The question then, is what’s the alternative? The obvious answer is that it needs to be adaptable, and ideally somewhat evolvable, which gives plenty of options. Neural networks are a fairly simple option, and I think what Dani was describing in his thread was a more direct alternative, where rather than evolving a neural structure which responds to simple stimuli, you evolve a function which reacts to multiple stimuli. The end result is similair (one or the other is probably better suited to our application, though I’m not sure which, and I’ll leave that question for another time) - a system which attempts to survive/do well given a situation/stimulus, is selectively bred based on it’s performance, and eventually develops an optimal response to that stimulus.
The problem (if there is one) is the amount of stimulus needed to evolve a reasonable AI. As mentioned in the video, it took 24 hours to create the solution seen about, and in my own experiments it can take 5-6 hours of solid simulation to get solutions to even much simpler challenges. We don’t have time for that in game, and even if we did, the population of each creature active at any one time will be tiny compared to the numbers required for effective evolution (my 5-6 hours experiment involved a population of around 500, with generations lasting no more than a minute). On top of that comes the sheer complexity of the game, with many potential stimuli both outside (sight/smell/harm/compound gradients/temperature/light…) and inside the cell (compound levels, existing damage, toxin effects), and potential responses. Finally we have the fact that the whole situation isn’t stable, with multiple completely different scenarios possible over the course of one lifetime (scavenging for food when young and weak, avoiding predation, attacking weaker cells, scavenging for rarer nutrients, avoiding hostile environments, etc, etc.), let alone the fact all of this could change drastically both when the species itself evolves, and every other species around it.
In short, no, we can’t just use a neural network, it just wouldn’t produce good, or interesting, results. But rather than this being the end of the discussion, I think it’s the start. We would like to use an adaptable system, but what? Does one exist we could just use, or can we adapt an existing one to work in our situation (which is relatively unique in terms of it’s constraints - i.e.: we want relatively real-time results). This is a discussion I’ve been wanting to have for years, but it was never the right time to start it.

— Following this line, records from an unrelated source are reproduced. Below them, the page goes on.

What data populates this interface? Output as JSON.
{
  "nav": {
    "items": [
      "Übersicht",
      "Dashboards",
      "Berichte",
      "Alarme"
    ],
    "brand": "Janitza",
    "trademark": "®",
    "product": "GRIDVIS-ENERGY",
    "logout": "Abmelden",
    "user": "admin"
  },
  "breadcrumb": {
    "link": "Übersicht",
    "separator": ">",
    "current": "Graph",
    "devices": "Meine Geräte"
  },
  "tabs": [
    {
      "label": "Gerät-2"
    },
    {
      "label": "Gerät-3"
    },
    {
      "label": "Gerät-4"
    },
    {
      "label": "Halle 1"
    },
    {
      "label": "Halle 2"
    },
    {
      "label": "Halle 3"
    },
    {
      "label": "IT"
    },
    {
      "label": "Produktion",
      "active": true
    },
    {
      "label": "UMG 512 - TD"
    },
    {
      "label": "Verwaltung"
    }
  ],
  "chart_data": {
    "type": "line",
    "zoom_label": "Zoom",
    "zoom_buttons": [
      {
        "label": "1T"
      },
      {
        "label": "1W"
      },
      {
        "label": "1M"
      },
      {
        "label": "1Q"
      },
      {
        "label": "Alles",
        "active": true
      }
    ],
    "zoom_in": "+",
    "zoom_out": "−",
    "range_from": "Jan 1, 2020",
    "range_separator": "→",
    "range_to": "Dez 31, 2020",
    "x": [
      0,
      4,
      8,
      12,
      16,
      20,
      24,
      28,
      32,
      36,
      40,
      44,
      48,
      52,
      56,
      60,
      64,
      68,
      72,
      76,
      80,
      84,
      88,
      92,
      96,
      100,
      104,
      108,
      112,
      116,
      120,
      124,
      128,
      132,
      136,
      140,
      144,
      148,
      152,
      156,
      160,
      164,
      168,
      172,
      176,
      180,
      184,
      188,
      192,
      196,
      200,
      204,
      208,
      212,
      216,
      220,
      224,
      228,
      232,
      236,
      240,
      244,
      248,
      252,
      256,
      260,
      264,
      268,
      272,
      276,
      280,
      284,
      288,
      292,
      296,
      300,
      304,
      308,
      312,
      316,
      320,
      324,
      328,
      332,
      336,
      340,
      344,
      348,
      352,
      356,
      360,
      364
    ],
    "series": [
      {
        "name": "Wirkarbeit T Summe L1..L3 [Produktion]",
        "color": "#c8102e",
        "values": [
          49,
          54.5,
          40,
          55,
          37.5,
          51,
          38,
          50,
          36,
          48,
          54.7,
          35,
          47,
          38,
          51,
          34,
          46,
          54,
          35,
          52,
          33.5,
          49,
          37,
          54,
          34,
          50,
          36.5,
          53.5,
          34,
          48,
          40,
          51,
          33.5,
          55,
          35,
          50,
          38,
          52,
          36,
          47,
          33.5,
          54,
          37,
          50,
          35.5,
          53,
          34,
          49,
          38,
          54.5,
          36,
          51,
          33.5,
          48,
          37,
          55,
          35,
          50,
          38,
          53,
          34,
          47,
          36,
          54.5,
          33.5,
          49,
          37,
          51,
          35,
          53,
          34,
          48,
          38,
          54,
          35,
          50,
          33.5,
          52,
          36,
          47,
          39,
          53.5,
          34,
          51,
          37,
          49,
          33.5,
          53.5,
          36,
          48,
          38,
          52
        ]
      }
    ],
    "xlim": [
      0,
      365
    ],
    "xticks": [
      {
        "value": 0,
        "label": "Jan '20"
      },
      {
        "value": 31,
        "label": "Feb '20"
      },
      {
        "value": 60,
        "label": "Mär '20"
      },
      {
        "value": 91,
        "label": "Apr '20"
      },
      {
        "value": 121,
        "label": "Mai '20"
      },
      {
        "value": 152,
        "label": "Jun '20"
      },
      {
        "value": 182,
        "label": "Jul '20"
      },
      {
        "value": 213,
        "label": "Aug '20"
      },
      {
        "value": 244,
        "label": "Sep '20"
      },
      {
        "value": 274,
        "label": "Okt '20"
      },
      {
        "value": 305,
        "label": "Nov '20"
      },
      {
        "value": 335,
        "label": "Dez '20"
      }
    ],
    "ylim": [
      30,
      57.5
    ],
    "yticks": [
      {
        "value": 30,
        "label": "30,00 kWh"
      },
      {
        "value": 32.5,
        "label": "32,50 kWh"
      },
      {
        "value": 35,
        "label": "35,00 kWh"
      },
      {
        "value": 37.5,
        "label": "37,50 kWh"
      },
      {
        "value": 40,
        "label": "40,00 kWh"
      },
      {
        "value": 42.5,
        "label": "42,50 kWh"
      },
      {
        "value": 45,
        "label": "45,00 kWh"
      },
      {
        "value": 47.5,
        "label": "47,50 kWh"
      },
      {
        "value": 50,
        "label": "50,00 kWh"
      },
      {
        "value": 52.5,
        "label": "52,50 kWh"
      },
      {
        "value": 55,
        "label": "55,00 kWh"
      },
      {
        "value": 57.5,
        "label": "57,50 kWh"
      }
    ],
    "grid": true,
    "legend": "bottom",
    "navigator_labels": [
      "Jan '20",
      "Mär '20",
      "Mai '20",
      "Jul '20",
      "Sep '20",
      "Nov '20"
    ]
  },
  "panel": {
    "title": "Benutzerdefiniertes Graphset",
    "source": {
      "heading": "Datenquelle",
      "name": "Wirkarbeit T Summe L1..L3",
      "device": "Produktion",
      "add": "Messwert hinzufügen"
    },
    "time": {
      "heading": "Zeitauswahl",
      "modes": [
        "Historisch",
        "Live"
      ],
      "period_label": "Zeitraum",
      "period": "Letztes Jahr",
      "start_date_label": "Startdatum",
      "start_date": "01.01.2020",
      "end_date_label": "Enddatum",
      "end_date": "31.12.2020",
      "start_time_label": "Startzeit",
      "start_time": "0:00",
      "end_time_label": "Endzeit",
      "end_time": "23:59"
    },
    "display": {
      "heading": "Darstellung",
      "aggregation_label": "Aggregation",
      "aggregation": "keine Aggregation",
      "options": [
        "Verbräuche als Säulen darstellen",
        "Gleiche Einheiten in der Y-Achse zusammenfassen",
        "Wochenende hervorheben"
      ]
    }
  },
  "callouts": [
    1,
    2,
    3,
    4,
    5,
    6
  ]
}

I’d suggest we start by propping up what the AI can do, as oliver suggests above, we give it basic behaviours to start with (“swim away from hostiles”, “swim towards food”), but we need to go beyond this. I’m not sure how exactly, but now might be a good time to start thinking about it. Can we modularise behaviour? i.e. rather than a neural net where a neuron fires only if it recieves above a set stimulus, can we have more complicated behaviour for each neuron? I have some further ideas, but I’d like to hear which direction you guys think we should go first?
A lot of the above concerns also apply to the behaviour editor, if its too complicated to evolve a solution to AI behaviour, it’ll be too difficult/tedious for most players to do the same for their species.